Infrared Depletion Spectroscopy Suggests Mode-Specific Vibrational Dynamics in the Hydrogen-Bonded Aniline−Diethyl Ether (C6H5−NH2···OC4H10) Complex

Abstract

The vibrational frequencies of the N−H stretching modes of aniline, after forming a strong H-bonded complex with diethyl ether (DEE), are measured with infrared depletion spectroscopy that uses cluster-size-selective REMPI time-of-flight mass spectrometry. Two strong absorption features observed at 3372 and 3478 cm-1 are assigned to the H-bonded and free N−H stretching vibrations of the 1:1 aniline−DEE complex. The spectral broadening observed for the free and H-bonded N−H stretching modes indicates mode-specific vibrational energy dynamics. While the narrow bandwidth (≈3 cm-1) of the N−H stretch at 3478 cm-1 incorporates all the common broadening mechanisms including IVR, the broader (≈10 cm-1) absorption feature at 3372 cm-1 suggests vibrational predissociation/IVR of the H-bonded complex, with a subpicosecond lifetime.

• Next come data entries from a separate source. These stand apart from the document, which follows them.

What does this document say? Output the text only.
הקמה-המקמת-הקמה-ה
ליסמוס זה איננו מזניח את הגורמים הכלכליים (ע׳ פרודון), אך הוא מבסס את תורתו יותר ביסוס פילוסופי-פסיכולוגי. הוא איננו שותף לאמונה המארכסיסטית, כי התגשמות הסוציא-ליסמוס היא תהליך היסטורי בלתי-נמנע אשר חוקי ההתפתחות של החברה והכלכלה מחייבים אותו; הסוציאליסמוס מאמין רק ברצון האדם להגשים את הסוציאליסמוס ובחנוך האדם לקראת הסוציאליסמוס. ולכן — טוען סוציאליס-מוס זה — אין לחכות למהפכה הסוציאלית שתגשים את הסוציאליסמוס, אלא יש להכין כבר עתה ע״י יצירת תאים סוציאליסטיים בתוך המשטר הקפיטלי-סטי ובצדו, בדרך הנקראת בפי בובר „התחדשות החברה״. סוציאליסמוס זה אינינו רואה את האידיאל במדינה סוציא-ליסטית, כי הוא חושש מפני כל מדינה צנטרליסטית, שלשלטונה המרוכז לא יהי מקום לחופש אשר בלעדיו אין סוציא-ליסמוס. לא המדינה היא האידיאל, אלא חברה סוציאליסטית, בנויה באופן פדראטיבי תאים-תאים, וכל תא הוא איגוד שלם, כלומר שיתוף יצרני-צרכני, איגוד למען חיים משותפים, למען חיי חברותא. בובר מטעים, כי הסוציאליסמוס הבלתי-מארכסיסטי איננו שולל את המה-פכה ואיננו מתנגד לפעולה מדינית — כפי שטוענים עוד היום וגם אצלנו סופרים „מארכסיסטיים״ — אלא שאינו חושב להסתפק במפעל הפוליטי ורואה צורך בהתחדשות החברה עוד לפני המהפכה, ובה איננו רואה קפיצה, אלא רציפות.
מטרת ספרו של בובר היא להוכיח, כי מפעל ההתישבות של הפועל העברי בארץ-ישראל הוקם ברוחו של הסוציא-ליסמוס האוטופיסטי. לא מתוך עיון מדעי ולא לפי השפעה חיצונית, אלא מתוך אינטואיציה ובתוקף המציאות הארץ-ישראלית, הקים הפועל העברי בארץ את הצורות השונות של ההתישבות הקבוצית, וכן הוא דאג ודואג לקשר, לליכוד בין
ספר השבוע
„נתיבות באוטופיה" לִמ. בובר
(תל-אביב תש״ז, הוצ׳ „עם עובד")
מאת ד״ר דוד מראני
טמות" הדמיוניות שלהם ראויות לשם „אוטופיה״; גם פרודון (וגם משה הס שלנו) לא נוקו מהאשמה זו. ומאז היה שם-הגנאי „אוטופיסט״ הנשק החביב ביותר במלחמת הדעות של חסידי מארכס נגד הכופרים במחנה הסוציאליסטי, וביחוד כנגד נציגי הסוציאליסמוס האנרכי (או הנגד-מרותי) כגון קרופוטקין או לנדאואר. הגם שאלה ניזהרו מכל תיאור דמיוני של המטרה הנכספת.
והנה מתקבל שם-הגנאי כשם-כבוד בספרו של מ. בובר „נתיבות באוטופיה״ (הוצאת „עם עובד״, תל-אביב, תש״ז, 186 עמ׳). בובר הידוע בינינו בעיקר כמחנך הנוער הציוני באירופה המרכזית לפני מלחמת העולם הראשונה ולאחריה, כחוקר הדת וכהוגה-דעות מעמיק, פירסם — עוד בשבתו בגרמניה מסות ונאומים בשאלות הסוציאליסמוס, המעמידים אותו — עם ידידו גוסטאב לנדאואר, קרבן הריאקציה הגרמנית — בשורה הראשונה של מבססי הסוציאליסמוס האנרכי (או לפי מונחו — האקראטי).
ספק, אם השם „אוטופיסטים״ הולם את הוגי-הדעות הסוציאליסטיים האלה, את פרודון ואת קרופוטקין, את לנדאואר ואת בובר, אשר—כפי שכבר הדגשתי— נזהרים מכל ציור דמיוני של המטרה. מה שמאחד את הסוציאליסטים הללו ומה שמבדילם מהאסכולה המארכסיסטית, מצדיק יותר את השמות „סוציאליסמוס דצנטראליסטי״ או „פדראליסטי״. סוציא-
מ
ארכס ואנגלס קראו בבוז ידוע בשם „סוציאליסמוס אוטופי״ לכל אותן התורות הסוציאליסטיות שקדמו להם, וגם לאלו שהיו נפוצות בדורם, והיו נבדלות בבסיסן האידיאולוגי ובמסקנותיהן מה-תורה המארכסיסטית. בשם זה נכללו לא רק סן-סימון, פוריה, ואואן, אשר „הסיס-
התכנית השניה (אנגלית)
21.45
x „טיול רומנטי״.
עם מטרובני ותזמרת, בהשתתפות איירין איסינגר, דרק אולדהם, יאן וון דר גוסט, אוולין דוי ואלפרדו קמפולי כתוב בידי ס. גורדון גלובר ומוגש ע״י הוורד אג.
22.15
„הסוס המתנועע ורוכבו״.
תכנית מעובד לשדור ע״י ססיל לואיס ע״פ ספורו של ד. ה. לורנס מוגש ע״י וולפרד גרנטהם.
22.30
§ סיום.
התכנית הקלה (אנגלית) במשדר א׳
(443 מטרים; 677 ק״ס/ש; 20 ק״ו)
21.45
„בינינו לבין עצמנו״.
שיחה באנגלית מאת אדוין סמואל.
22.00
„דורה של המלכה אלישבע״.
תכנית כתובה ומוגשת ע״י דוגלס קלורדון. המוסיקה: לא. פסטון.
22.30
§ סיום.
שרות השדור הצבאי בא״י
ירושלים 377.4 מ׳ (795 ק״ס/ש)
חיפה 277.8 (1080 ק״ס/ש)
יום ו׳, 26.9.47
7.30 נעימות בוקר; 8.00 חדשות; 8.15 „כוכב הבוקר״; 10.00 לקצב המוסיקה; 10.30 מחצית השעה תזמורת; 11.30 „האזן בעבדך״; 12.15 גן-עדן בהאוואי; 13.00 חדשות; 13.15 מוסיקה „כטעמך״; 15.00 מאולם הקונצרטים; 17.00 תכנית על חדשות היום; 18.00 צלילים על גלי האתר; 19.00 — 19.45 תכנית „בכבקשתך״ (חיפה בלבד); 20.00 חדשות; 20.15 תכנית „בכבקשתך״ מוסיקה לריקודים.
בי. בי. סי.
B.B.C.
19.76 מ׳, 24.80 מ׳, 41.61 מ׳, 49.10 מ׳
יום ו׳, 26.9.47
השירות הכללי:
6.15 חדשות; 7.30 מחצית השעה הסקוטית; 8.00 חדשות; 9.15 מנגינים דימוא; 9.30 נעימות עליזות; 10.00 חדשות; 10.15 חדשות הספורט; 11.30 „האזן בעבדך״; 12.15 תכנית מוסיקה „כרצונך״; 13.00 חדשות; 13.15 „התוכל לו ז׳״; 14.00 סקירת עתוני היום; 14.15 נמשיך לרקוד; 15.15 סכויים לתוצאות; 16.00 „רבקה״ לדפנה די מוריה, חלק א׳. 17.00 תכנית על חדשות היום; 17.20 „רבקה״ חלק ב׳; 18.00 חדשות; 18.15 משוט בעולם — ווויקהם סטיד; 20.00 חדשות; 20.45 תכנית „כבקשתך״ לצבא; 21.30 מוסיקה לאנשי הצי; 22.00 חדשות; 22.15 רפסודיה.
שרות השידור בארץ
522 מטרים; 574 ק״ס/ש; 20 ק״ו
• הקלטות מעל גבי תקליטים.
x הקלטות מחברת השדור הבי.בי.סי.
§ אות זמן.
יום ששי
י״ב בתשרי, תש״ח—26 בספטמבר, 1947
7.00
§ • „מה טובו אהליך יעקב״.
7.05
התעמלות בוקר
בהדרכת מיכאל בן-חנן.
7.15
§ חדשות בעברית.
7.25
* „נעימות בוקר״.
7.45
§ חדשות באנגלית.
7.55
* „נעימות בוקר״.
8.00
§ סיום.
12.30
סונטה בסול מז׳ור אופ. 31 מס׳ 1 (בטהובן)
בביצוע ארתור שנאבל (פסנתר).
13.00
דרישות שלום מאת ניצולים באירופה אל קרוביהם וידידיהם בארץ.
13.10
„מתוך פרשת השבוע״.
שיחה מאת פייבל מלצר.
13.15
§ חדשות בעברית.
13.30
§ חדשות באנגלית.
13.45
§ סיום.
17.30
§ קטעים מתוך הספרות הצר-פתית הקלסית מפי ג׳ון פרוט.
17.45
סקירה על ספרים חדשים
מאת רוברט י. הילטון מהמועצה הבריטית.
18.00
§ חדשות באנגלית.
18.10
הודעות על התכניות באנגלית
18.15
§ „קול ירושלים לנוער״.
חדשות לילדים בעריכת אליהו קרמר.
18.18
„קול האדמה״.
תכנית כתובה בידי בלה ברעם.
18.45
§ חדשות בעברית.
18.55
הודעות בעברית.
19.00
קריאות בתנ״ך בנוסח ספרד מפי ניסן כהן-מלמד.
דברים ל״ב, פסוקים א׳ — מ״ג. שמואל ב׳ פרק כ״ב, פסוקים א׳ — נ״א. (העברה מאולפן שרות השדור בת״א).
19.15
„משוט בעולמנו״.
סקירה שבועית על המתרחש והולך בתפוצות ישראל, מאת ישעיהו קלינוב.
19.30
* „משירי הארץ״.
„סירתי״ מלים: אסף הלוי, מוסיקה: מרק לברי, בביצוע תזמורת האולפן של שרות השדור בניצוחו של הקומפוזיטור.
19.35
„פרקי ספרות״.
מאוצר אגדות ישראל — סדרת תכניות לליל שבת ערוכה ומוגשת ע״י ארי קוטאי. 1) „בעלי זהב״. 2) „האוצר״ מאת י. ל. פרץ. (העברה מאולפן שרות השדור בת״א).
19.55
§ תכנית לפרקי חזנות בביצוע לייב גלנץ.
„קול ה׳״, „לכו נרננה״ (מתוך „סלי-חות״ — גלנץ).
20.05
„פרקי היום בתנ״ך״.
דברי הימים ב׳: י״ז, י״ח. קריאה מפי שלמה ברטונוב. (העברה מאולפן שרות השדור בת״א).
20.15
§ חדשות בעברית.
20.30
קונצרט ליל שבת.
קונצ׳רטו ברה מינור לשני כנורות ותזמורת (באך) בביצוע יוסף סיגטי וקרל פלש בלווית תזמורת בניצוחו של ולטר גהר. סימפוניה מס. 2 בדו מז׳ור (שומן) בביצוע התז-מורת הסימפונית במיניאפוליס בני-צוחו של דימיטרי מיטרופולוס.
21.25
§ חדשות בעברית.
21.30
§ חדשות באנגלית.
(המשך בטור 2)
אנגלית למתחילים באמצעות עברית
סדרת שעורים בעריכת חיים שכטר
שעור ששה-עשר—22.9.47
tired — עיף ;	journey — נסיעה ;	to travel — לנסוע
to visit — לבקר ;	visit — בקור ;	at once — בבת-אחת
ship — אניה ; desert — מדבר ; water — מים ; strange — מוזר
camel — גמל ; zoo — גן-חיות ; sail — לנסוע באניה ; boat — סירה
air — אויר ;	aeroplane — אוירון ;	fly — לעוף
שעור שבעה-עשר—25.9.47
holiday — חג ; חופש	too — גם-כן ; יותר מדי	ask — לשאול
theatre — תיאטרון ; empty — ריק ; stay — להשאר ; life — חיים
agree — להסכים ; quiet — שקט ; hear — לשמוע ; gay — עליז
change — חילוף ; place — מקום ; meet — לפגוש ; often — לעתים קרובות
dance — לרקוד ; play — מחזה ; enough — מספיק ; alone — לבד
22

The red shifts of the N−H stretching vibrations of aniline agree with the ab initio calculated (MP2/6-31G**) aniline−DEE structure in which one of the N−H bonds of aniline interacts with the oxygen atom of DEE through a hydrogen bond, giving a binding energy of 13 kJ mol-1 with due corrections for BSSE and zero-point energy. The electronic 0−0 band origin for the S1 ← S0 transition is observed at 33292 cm-1, giving a significant red shift of 737 cm-1 from that of the bare aniline. The vibrational bands associated with the R2PI spectrum are assigned to the intermolecular modes of the complex.